The result? Local businesses shrink, lay off their workforce, and even close in the face of online competition. However, given a chance to compete in a fair marketplace, these same stores can win back customers and once again provide the jobs, growth, revenues, and civic leadership on which our communities depend.
Some critics of the Marketplace Fairness Act claim that it will be burdensome on small businesses. That’s not true. These sales taxes are not new or increasing; customers are supposed to be paying them whether the online seller collects them or not. Moreover, the Marketplace Fairness Act includes a number of small business protections, encouraging entrepreneurship, and streamlining tax collection from multiple jurisdictions. It is legislation that spreads the tax burden over everyone who should be paying it.

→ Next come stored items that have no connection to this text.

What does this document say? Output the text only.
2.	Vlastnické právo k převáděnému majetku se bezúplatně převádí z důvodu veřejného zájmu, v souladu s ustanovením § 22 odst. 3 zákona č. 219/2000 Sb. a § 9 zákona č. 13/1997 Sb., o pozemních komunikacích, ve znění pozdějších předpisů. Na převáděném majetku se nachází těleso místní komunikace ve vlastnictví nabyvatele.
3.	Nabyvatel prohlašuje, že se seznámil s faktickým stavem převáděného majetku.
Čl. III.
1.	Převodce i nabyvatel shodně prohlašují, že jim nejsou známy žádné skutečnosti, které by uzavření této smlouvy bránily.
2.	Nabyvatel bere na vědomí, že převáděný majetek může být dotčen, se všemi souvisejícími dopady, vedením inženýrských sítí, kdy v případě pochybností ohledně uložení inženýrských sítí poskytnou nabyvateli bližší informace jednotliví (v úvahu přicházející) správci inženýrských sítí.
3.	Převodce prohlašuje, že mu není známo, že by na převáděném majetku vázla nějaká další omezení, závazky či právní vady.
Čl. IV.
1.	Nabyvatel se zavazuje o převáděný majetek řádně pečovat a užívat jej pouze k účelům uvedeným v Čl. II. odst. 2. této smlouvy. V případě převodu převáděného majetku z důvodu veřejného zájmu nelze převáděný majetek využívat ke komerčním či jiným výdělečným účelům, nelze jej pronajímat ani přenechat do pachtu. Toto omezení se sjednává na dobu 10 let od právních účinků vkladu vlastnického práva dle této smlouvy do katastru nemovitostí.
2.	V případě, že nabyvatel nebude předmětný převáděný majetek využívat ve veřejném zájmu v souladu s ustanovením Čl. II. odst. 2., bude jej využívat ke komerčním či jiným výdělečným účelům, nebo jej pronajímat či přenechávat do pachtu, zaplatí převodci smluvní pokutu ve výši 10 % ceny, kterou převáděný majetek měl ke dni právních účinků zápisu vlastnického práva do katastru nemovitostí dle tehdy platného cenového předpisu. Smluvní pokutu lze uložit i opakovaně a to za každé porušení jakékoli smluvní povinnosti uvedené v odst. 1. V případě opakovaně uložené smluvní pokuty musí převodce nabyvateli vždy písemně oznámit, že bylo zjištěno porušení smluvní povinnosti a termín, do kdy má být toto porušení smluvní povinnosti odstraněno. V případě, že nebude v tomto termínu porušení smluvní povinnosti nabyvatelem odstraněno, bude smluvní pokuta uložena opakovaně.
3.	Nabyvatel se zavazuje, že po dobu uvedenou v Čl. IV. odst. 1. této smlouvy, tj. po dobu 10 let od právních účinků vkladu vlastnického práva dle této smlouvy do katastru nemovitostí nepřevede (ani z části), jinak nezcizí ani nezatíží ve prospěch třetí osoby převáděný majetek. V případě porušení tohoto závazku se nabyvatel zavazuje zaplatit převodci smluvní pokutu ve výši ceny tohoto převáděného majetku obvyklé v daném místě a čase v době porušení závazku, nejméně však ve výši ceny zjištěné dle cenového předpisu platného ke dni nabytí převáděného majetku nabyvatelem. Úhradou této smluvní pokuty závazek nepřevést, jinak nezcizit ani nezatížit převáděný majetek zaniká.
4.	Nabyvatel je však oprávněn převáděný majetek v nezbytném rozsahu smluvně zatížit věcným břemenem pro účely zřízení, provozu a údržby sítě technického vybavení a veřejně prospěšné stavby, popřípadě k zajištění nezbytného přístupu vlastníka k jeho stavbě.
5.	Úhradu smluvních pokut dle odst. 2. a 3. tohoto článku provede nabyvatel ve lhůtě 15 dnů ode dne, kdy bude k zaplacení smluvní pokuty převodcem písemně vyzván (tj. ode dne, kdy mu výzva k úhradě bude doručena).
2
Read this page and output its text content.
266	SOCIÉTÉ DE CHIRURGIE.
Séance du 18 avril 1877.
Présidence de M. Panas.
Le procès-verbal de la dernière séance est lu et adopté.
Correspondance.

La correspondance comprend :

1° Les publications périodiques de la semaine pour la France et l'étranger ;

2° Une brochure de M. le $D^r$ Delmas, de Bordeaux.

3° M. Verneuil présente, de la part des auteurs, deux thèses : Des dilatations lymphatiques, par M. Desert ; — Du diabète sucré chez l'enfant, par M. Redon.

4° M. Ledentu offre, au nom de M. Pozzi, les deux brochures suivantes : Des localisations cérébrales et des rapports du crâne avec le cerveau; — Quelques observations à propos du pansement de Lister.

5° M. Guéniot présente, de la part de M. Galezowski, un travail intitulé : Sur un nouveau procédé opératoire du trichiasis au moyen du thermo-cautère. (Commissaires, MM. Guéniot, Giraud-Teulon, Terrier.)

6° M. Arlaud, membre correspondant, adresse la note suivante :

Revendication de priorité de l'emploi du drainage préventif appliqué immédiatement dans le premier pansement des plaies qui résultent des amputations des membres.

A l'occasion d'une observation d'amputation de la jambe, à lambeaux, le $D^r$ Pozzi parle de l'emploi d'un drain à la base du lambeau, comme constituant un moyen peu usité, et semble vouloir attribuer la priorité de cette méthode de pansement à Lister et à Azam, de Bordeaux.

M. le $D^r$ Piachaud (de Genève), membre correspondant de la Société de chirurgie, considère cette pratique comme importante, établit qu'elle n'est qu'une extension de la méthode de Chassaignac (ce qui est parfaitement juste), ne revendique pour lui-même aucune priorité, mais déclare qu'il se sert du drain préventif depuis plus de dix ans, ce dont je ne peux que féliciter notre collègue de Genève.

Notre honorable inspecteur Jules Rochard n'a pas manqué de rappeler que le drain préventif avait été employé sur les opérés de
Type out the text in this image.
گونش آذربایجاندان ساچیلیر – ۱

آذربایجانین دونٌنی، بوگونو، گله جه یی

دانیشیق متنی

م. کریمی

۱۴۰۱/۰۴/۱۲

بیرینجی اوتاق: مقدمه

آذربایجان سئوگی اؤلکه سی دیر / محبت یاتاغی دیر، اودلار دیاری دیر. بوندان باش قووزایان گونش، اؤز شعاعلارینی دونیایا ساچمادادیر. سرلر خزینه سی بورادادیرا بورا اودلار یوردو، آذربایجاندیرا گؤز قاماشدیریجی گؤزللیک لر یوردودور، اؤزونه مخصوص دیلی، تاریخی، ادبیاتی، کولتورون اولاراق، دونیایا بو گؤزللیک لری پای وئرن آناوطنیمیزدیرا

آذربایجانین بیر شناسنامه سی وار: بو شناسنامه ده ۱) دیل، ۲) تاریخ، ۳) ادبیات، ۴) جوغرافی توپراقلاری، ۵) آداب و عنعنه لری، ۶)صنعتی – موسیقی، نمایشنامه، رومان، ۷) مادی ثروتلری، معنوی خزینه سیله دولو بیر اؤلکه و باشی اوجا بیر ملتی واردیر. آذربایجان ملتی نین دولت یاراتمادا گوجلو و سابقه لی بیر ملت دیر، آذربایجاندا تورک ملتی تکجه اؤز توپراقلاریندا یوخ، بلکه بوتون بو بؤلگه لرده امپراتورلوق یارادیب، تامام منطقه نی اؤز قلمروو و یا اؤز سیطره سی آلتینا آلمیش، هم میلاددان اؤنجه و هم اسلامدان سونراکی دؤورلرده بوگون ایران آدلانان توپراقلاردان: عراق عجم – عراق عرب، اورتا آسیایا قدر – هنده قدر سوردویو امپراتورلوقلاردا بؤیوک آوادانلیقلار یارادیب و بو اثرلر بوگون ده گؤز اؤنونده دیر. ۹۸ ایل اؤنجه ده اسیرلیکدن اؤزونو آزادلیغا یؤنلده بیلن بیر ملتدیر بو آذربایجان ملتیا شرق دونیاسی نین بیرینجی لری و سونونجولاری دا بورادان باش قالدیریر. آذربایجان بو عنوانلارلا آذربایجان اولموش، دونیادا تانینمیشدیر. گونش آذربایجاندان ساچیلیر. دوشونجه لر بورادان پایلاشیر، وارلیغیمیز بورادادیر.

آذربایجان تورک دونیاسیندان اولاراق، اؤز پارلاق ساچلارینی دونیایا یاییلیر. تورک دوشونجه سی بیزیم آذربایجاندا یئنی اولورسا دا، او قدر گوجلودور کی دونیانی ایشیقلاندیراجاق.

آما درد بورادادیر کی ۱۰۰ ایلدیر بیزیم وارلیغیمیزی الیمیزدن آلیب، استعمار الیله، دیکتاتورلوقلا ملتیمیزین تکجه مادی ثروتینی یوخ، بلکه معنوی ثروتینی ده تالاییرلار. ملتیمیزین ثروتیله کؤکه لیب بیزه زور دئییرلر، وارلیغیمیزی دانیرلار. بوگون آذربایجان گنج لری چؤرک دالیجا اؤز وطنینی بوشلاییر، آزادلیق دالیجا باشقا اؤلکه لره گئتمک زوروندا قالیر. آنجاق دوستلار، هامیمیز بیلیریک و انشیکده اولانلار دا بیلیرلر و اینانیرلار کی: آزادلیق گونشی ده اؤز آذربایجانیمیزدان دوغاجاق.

Our local stores have waited long enough for a fair marketplace. Attracting more retailers to Oak Ridge has been a goal the city and the Oak Ridge Chamber of Commerce have actively pursued—from the Westcott Center (Kroger Marketplace) under construction to revamping and bringing to new life to the Oak Ridge Mall site. Congress needs to make it easier for businesses that choose to locate and invest here, not more difficult. Fair competition is a good thing; unfair competition is not.
The Senate has already passed the Marketplace Fairness Act, and months ago the Oak Ridge Chamber adopted legislative policies that are consistent with it. Contact your congressman and urge passage of the Marketplace Fairness Act. It’s important for our local businesses, for our schools, and for our city.
Parker Hardy is president and chief executive officer of the Oak Ridge Chamber of Commerce.